In the case of scope naming conflicts with classes, there is also a hidden pointer passed behind the scenes to every class member function (or at least those that aren't static, but we haven't learnt about that yet!). Take, for example, the above code snippet without the naming conventions:

class A
{
public:
	A(int age, string name)
	{
		age = age;
		name = name;
	}
	int age;
	string name;
};

It's clear what the programmer wants to do here, they want to set the member variables to the local scope parameters. The problem is that the "age" and "name" they're setting, are actually the parameters themselves! So if we added an 'output' member function and called this after constructing with the two parameters, we would see that the member variables still hold "no value":

class A
{
public:
	A(int age, string name)
	{
		age = age;
		name = name;
	}
	void output()
	{
		cout << age << " " << name;
	}
	int age;
	string name;
};

int main()
{
	A joe(17, "Joe");
	joe.output();

	return 0;
}

The best way to solve this would be to change the parameter/variable names. There is, however, another way we can accomplish this by using this hidden pointer. The hidden pointer is named this, and points to the object that the member function is being performed on. As such, we can dereference the pointer and use the dot operator to get the member variable of the object instead of the local member function one. As we covered previously, the (*a).b syntax is identical to the a->b syntax, and as such using the "arrow" operator makes a lot of sense here.
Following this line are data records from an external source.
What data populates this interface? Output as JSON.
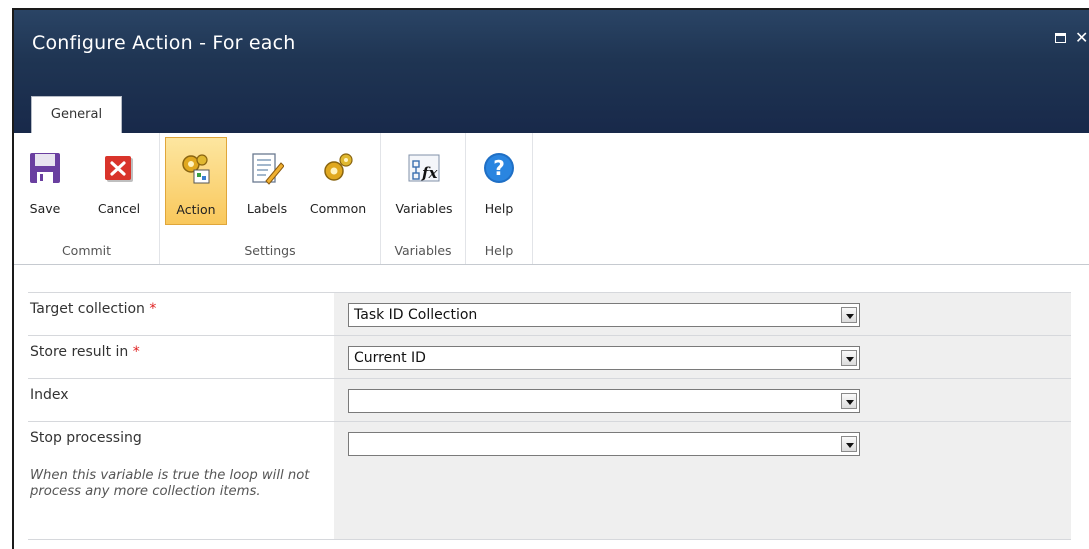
{
  "window": {
    "title": "Configure Action - For each"
  },
  "tabs": [
    {
      "label": "General"
    }
  ],
  "ribbon": {
    "groups": [
      {
        "label": "Commit",
        "buttons": [
          {
            "label": "Save",
            "icon": "save-disk-icon"
          },
          {
            "label": "Cancel",
            "icon": "cancel-x-icon"
          }
        ]
      },
      {
        "label": "Settings",
        "buttons": [
          {
            "label": "Action",
            "icon": "action-gears-icon"
          },
          {
            "label": "Labels",
            "icon": "labels-notepad-icon"
          },
          {
            "label": "Common",
            "icon": "common-gears-icon"
          }
        ]
      },
      {
        "label": "Variables",
        "buttons": [
          {
            "label": "Variables",
            "icon": "variables-fx-icon"
          }
        ]
      },
      {
        "label": "Help",
        "buttons": [
          {
            "label": "Help",
            "icon": "help-question-icon"
          }
        ]
      }
    ],
    "selected": "Action"
  },
  "form": {
    "rows": [
      {
        "label": "Target collection",
        "required": "*",
        "value": "Task ID Collection"
      },
      {
        "label": "Store result in",
        "required": "*",
        "value": "Current ID"
      },
      {
        "label": "Index",
        "value": ""
      },
      {
        "label": "Stop processing",
        "value": "",
        "hint": "When this variable is true the loop will not process any more collection items."
      }
    ]
  },
  "colors": {
    "titlebar": "#1f3553",
    "selected_button": "#f9c85c",
    "required_asterisk": "#e02020",
    "value_cell_bg": "#efefef"
  }
}
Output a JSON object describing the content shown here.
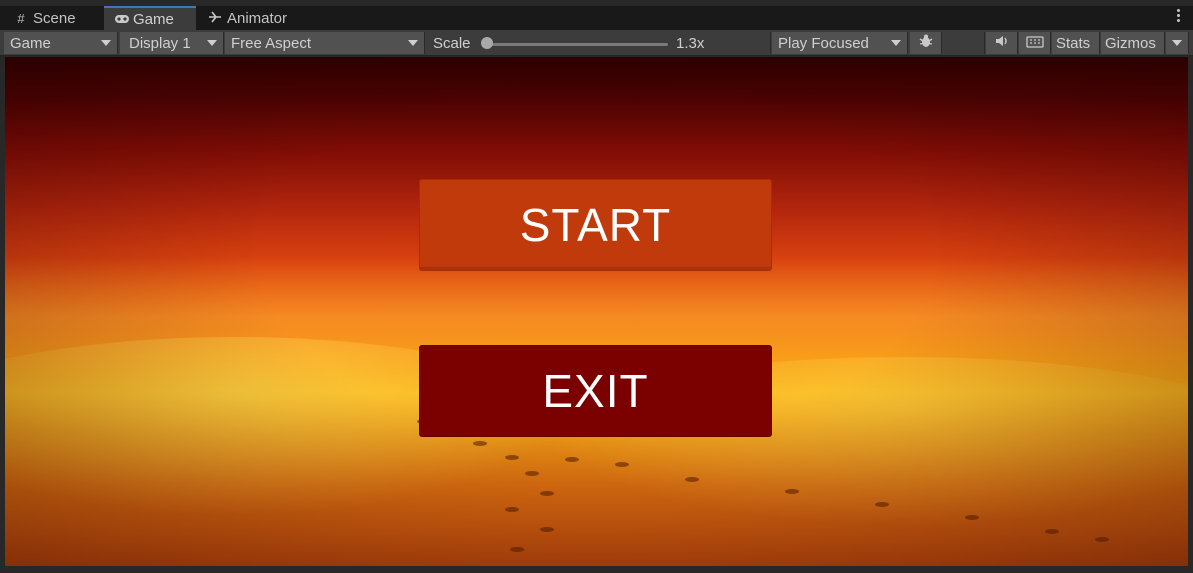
{
  "tabs": [
    {
      "label": "Scene",
      "icon": "grid-icon"
    },
    {
      "label": "Game",
      "icon": "gamepad-icon",
      "active": true
    },
    {
      "label": "Animator",
      "icon": "animator-icon"
    }
  ],
  "toolbar": {
    "view_select": "Game",
    "display_select": "Display 1",
    "aspect_select": "Free Aspect",
    "scale_label": "Scale",
    "scale_value": "1.3x",
    "play_mode_select": "Play Focused",
    "stats_label": "Stats",
    "gizmos_label": "Gizmos"
  },
  "game": {
    "start_label": "START",
    "exit_label": "EXIT"
  },
  "colors": {
    "accent": "#3a79bb",
    "start_button": "#c03a0c",
    "exit_button": "#7b0000"
  }
}
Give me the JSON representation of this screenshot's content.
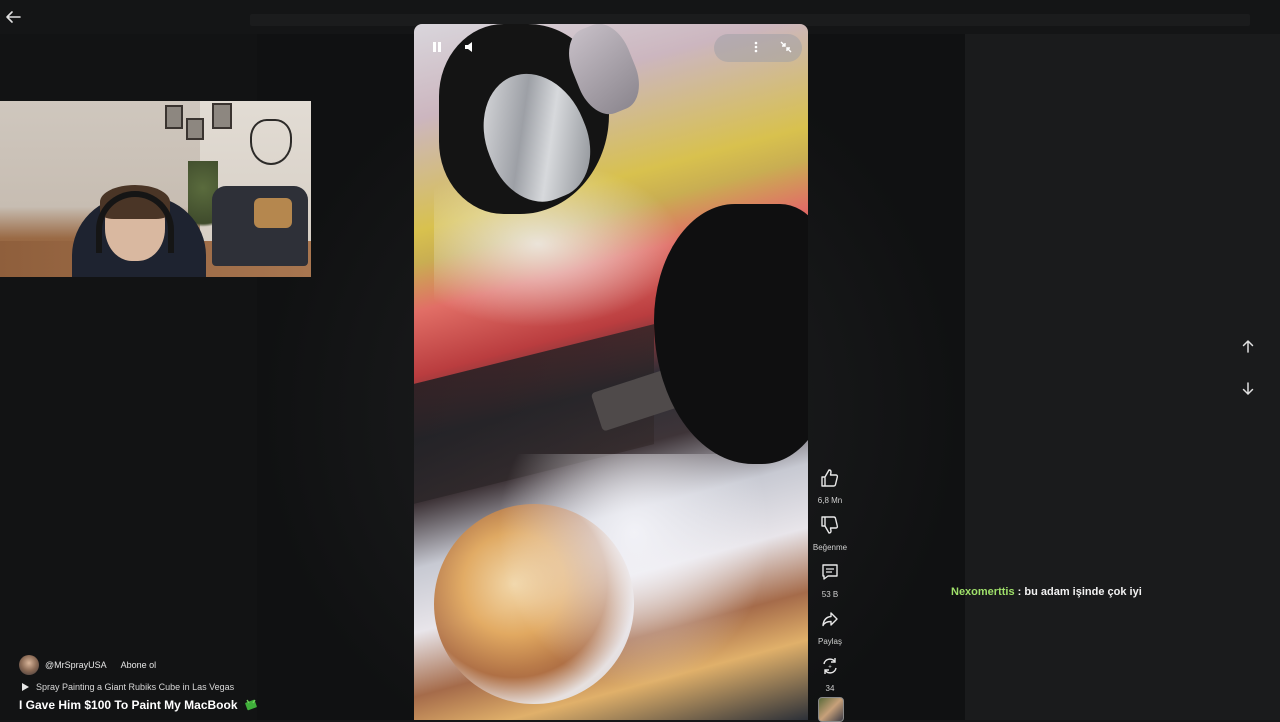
{
  "nav": {
    "back_icon": "arrow-left-icon"
  },
  "video": {
    "pause_icon": "pause-icon",
    "volume_icon": "volume-icon",
    "more_icon": "more-vertical-icon",
    "collapse_icon": "collapse-icon"
  },
  "actions": {
    "like_count": "6,8 Mn",
    "dislike_label": "Beğenme",
    "comment_count": "53 B",
    "share_label": "Paylaş",
    "remix_count": "34"
  },
  "chat": {
    "username": "Nexomerttis",
    "separator": ":",
    "message": "bu adam işinde çok iyi"
  },
  "channel": {
    "handle": "@MrSprayUSA",
    "subscribe_label": "Abone ol"
  },
  "related": {
    "title": "Spray Painting a Giant Rubiks Cube in Las Vegas"
  },
  "short": {
    "title": "I Gave Him $100 To Paint My MacBook"
  },
  "colors": {
    "background": "#161718",
    "chat_username": "#9fe06a",
    "emoji_green": "#3fae3a"
  }
}
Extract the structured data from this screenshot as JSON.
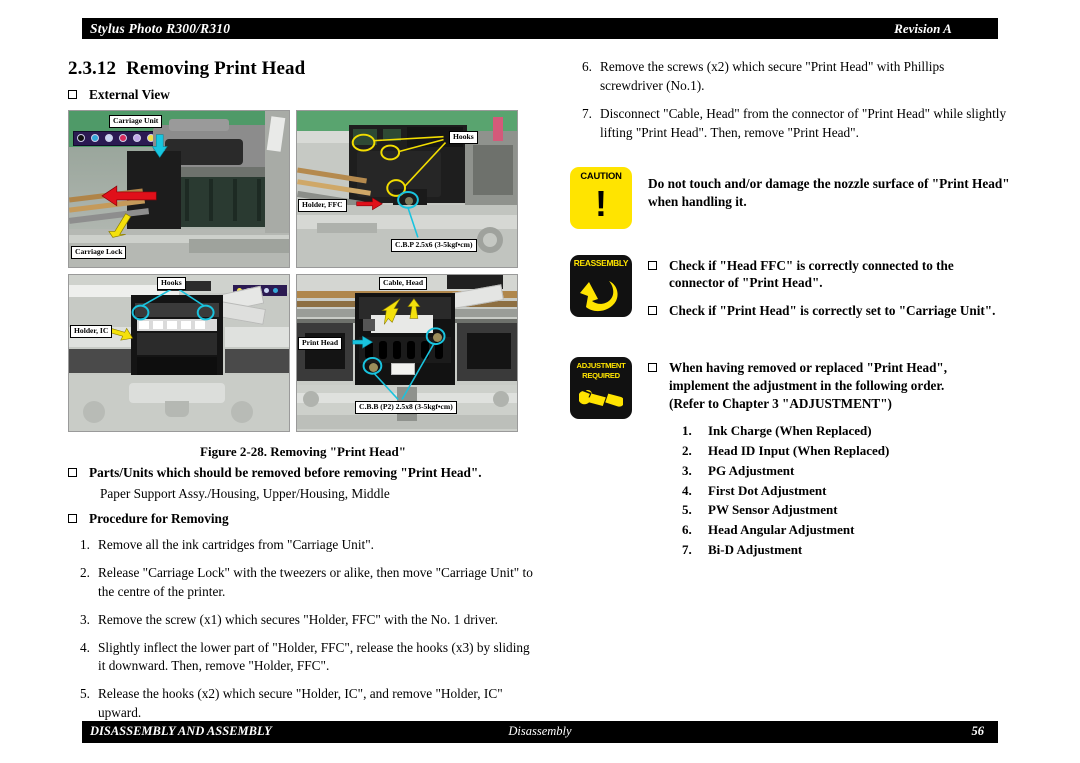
{
  "header": {
    "document_title": "Stylus Photo R300/R310",
    "revision": "Revision A"
  },
  "footer": {
    "left": "DISASSEMBLY AND ASSEMBLY",
    "center": "Disassembly",
    "page_number": "56"
  },
  "section": {
    "number": "2.3.12",
    "title": "Removing Print Head",
    "external_view_label": "External View"
  },
  "figure": {
    "caption": "Figure 2-28.  Removing \"Print Head\"",
    "photos": [
      {
        "id": "photo-carriage-unit",
        "callouts": [
          {
            "text": "Carriage Unit",
            "marker": "cyan-arrow"
          },
          {
            "text": "Carriage Lock",
            "marker": "yellow-arrow"
          }
        ],
        "extra_markers": [
          "red-arrow"
        ]
      },
      {
        "id": "photo-holder-ffc",
        "callouts": [
          {
            "text": "Hooks",
            "marker": "yellow-circles"
          },
          {
            "text": "Holder, FFC",
            "marker": "red-arrow"
          },
          {
            "text": "C.B.P 2.5x6 (3-5kgf•cm)",
            "marker": "cyan-circle"
          }
        ]
      },
      {
        "id": "photo-holder-ic",
        "callouts": [
          {
            "text": "Hooks",
            "marker": "cyan-circles"
          },
          {
            "text": "Holder, IC",
            "marker": "yellow-arrow"
          }
        ]
      },
      {
        "id": "photo-print-head",
        "callouts": [
          {
            "text": "Cable, Head",
            "marker": "yellow-arrows"
          },
          {
            "text": "Print Head",
            "marker": "cyan-arrow"
          },
          {
            "text": "C.B.B (P2) 2.5x8 (3-5kgf•cm)",
            "marker": "cyan-circles"
          }
        ]
      }
    ]
  },
  "parts_units": {
    "heading": "Parts/Units which should be removed before removing \"Print Head\".",
    "list": "Paper Support Assy./Housing, Upper/Housing, Middle"
  },
  "procedure": {
    "heading": "Procedure for Removing",
    "steps": [
      {
        "n": "1.",
        "text": "Remove all the ink cartridges from \"Carriage Unit\"."
      },
      {
        "n": "2.",
        "text": "Release \"Carriage Lock\" with the tweezers or alike, then move \"Carriage Unit\" to the centre of the printer."
      },
      {
        "n": "3.",
        "text": "Remove the screw (x1) which secures \"Holder, FFC\" with the No. 1 driver."
      },
      {
        "n": "4.",
        "text": "Slightly inflect the lower part of \"Holder, FFC\", release the hooks (x3) by sliding it downward. Then, remove \"Holder, FFC\"."
      },
      {
        "n": "5.",
        "text": "Release the hooks (x2) which secure \"Holder, IC\", and remove \"Holder, IC\" upward."
      },
      {
        "n": "6.",
        "text": "Remove the screws (x2) which secure \"Print Head\" with Phillips screwdriver (No.1)."
      },
      {
        "n": "7.",
        "text": "Disconnect \"Cable, Head\" from the connector of \"Print Head\" while slightly lifting \"Print Head\". Then, remove \"Print Head\"."
      }
    ]
  },
  "caution": {
    "icon_label": "CAUTION",
    "icon_glyph": "!",
    "text": "Do not touch and/or damage the nozzle surface of \"Print Head\" when handling it.",
    "color": "#ffe400"
  },
  "reassembly": {
    "icon_label": "REASSEMBLY",
    "icon_name": "curved-arrow-icon",
    "color": "#ffe400",
    "background": "#111111",
    "items": [
      "Check if \"Head FFC\" is correctly connected to the connector of \"Print Head\".",
      "Check if \"Print Head\" is correctly set to \"Carriage Unit\"."
    ]
  },
  "adjustment": {
    "icon_label_line1": "ADJUSTMENT",
    "icon_label_line2": "REQUIRED",
    "icon_name": "wrench-icon",
    "color": "#ffe400",
    "background": "#111111",
    "heading": "When having removed or replaced \"Print Head\", implement the adjustment in the following order.",
    "reference": "(Refer to Chapter 3 \"ADJUSTMENT\")",
    "items": [
      {
        "n": "1.",
        "text": "Ink Charge (When Replaced)"
      },
      {
        "n": "2.",
        "text": "Head ID Input (When Replaced)"
      },
      {
        "n": "3.",
        "text": "PG Adjustment"
      },
      {
        "n": "4.",
        "text": "First Dot Adjustment"
      },
      {
        "n": "5.",
        "text": "PW Sensor Adjustment"
      },
      {
        "n": "6.",
        "text": "Head Angular Adjustment"
      },
      {
        "n": "7.",
        "text": "Bi-D Adjustment"
      }
    ]
  }
}
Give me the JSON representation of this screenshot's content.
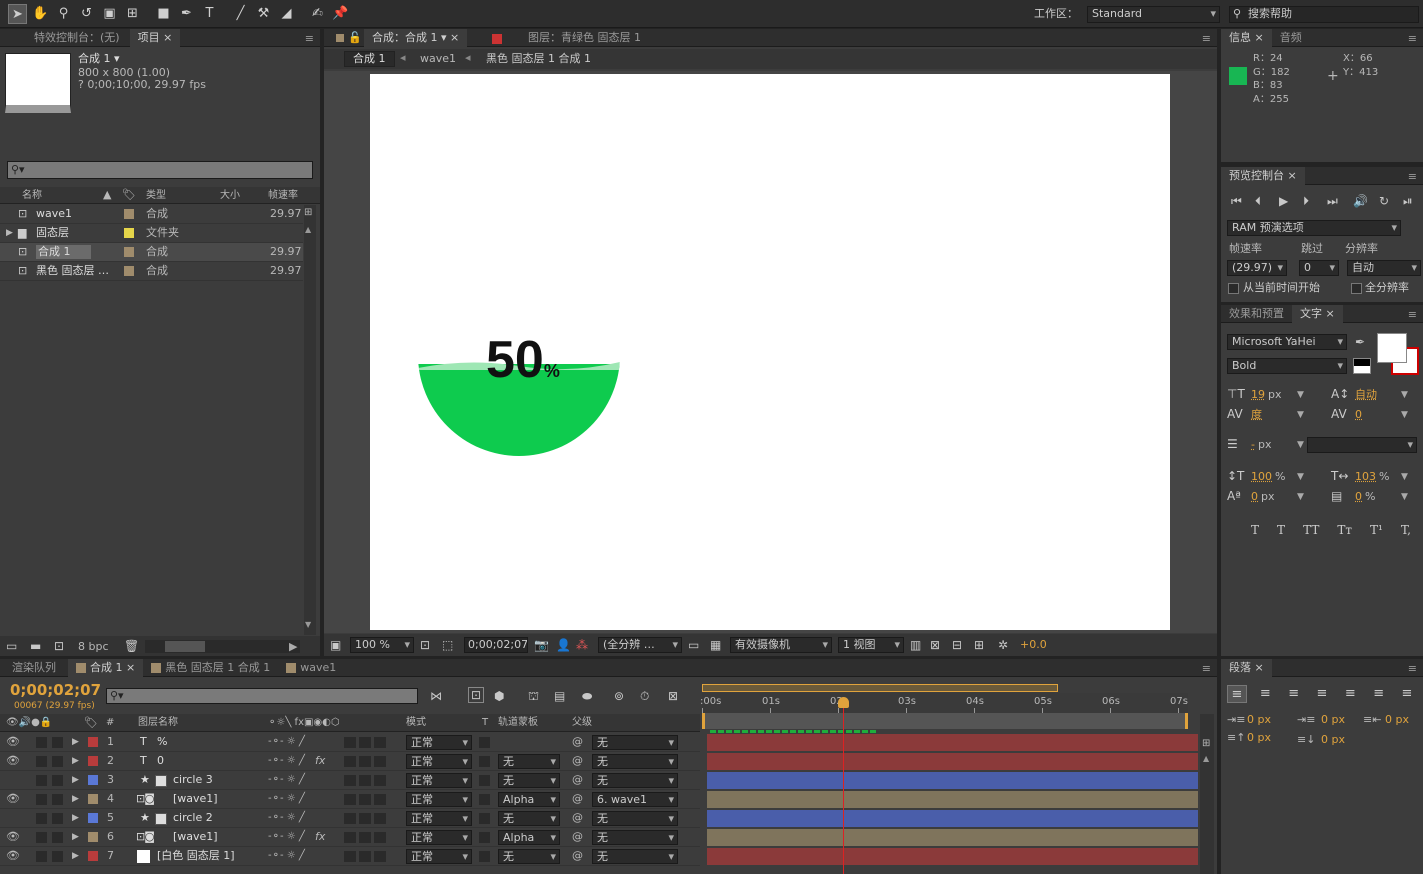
{
  "toolbar": {
    "workspace_label": "工作区：",
    "workspace_value": "Standard",
    "search_placeholder": "搜索帮助",
    "tools": [
      "selection-tool-icon",
      "hand-tool-icon",
      "zoom-tool-icon",
      "rotate-tool-icon",
      "camera-tool-icon",
      "pan-behind-tool-icon",
      "rectangle-tool-icon",
      "pen-tool-icon",
      "text-tool-icon",
      "brush-tool-icon",
      "clone-stamp-tool-icon",
      "eraser-tool-icon",
      "roto-brush-tool-icon",
      "puppet-pin-tool-icon"
    ]
  },
  "project": {
    "tabs": [
      "特效控制台：(无)",
      "项目"
    ],
    "item_name": "合成 1 ▾",
    "item_size": "800 x 800 (1.00)",
    "item_duration": "? 0;00;10;00, 29.97 fps",
    "search_placeholder": "",
    "columns": [
      "名称",
      "类型",
      "大小",
      "帧速率"
    ],
    "items": [
      {
        "name": "wave1",
        "type": "合成",
        "fps": "29.97",
        "color": "#a08c6c",
        "icon": "composition-icon"
      },
      {
        "name": "固态层",
        "type": "文件夹",
        "fps": "",
        "color": "#e5d54a",
        "icon": "folder-icon"
      },
      {
        "name": "合成 1",
        "type": "合成",
        "fps": "29.97",
        "color": "#a08c6c",
        "icon": "composition-icon"
      },
      {
        "name": "黑色 固态层 …",
        "type": "合成",
        "fps": "29.97",
        "color": "#a08c6c",
        "icon": "composition-icon"
      }
    ],
    "bpc": "8 bpc"
  },
  "comp": {
    "tabs": [
      "合成：合成 1",
      "图层：青绿色 固态层 1"
    ],
    "breadcrumbs": [
      "合成 1",
      "wave1",
      "黑色 固态层 1 合成 1"
    ],
    "preview_text": "50",
    "preview_percent": "%",
    "fill_color": "#0ecb4e",
    "fill_level": 0.5,
    "footer": {
      "zoom": "100 %",
      "timecode": "0;00;02;07",
      "resolution": "(全分辨 …",
      "camera": "有效摄像机",
      "views": "1 视图",
      "exposure": "+0.0"
    }
  },
  "info": {
    "tabs": [
      "信息",
      "音频"
    ],
    "r": "R：24",
    "g": "G：182",
    "b": "B：83",
    "a": "A：255",
    "x": "X：66",
    "y": "Y：413",
    "color": "#18b653"
  },
  "preview": {
    "title": "预览控制台",
    "ram_option": "RAM 预演选项",
    "labels": [
      "帧速率",
      "跳过",
      "分辨率"
    ],
    "fps": "(29.97)",
    "skip": "0",
    "res": "自动",
    "from_current": "从当前时间开始",
    "full_res": "全分辨率"
  },
  "character": {
    "tabs": [
      "效果和预置",
      "文字"
    ],
    "font": "Microsoft YaHei",
    "style": "Bold",
    "size": "19",
    "size_unit": "px",
    "leading": "自动",
    "kerning": "度",
    "tracking": "0",
    "stroke": "-",
    "stroke_unit": "px",
    "vscale": "100",
    "vscale_unit": "%",
    "hscale": "103",
    "hscale_unit": "%",
    "baseline": "0",
    "baseline_unit": "px",
    "tsume": "0",
    "tsume_unit": "%",
    "styles": [
      "T",
      "T",
      "TT",
      "Tт",
      "T¹",
      "T,"
    ]
  },
  "timeline": {
    "tabs": [
      "渲染队列",
      "合成 1",
      "黑色 固态层 1 合成 1",
      "wave1"
    ],
    "timecode": "0;00;02;07",
    "frame_info": "00067 (29.97 fps)",
    "search_placeholder": "",
    "columns": [
      "#",
      "图层名称",
      "模式",
      "T",
      "轨道蒙板",
      "父级"
    ],
    "ruler": [
      ":00s",
      "01s",
      "02s",
      "03s",
      "04s",
      "05s",
      "06s",
      "07s"
    ],
    "playhead_fraction": 0.296,
    "layers": [
      {
        "num": "1",
        "name": "%",
        "type": "text",
        "color": "#b83c3c",
        "mode": "正常",
        "track": "",
        "parent": "无",
        "fx": false,
        "bar": "#8b3a3a"
      },
      {
        "num": "2",
        "name": "0",
        "type": "text",
        "color": "#b83c3c",
        "mode": "正常",
        "track": "无",
        "parent": "无",
        "fx": true,
        "bar": "#8b3a3a"
      },
      {
        "num": "3",
        "name": "circle 3",
        "type": "shape",
        "color": "#5a78d6",
        "mode": "正常",
        "track": "无",
        "parent": "无",
        "fx": false,
        "bar": "#4a5eaa"
      },
      {
        "num": "4",
        "name": "[wave1]",
        "type": "comp",
        "color": "#a08c6c",
        "mode": "正常",
        "track": "Alpha",
        "parent": "6. wave1",
        "fx": false,
        "bar": "#7f745c"
      },
      {
        "num": "5",
        "name": "circle 2",
        "type": "shape",
        "color": "#5a78d6",
        "mode": "正常",
        "track": "无",
        "parent": "无",
        "fx": false,
        "bar": "#4a5eaa"
      },
      {
        "num": "6",
        "name": "[wave1]",
        "type": "comp",
        "color": "#a08c6c",
        "mode": "正常",
        "track": "Alpha",
        "parent": "无",
        "fx": true,
        "bar": "#7f745c"
      },
      {
        "num": "7",
        "name": "[白色 固态层 1]",
        "type": "solid",
        "color": "#b83c3c",
        "mode": "正常",
        "track": "无",
        "parent": "无",
        "fx": false,
        "bar": "#8b3a3a"
      }
    ]
  },
  "paragraph": {
    "tab": "段落",
    "indent_left": "0 px",
    "indent_first": "0 px",
    "indent_right": "0 px",
    "space_before": "0 px",
    "space_after": "0 px"
  }
}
Although it's a bit messy, we could use the following:

class A
{
public:
	A(int age, string name)
	{
		this->age = age;
		this->name = name;
	}
	void output()
	{
		cout << age << " " << name;
	}
	int age;
	string name;
};

There are actually an awful lot of nice things that you can do with access to this hidden pointer. A nice idea is making "chain-able" member functions. So if related functions of a class return a reference to the object itself (the dereference of the 'this' pointer), then member functions could be chained up in a object.A().B().C() syntax! Note that if we don't set the return type of the function to a reference to the object type, a copy of the object will be passed each time, and so the chaining will completely break.

#include <iostream>
#include <string>

using namespace std;

class Number
{
public:
	int number;

	Number () { number = 0; }
	Number& add(int step) //"Number" object reference return type
	{
		number += step;
		return *this;
	}
	Number& minus(int step)
	{
		number -= step;
		return *this;
	}
};

int main()
{
	Number one;
	one.add(5).minus(2).add(7);
	cout << one.number;

	return 0;
}

Chaining member functions is pretty neat, although in this case there is a much cooler solution available if we overload some operators - but we haven't learnt about that yet.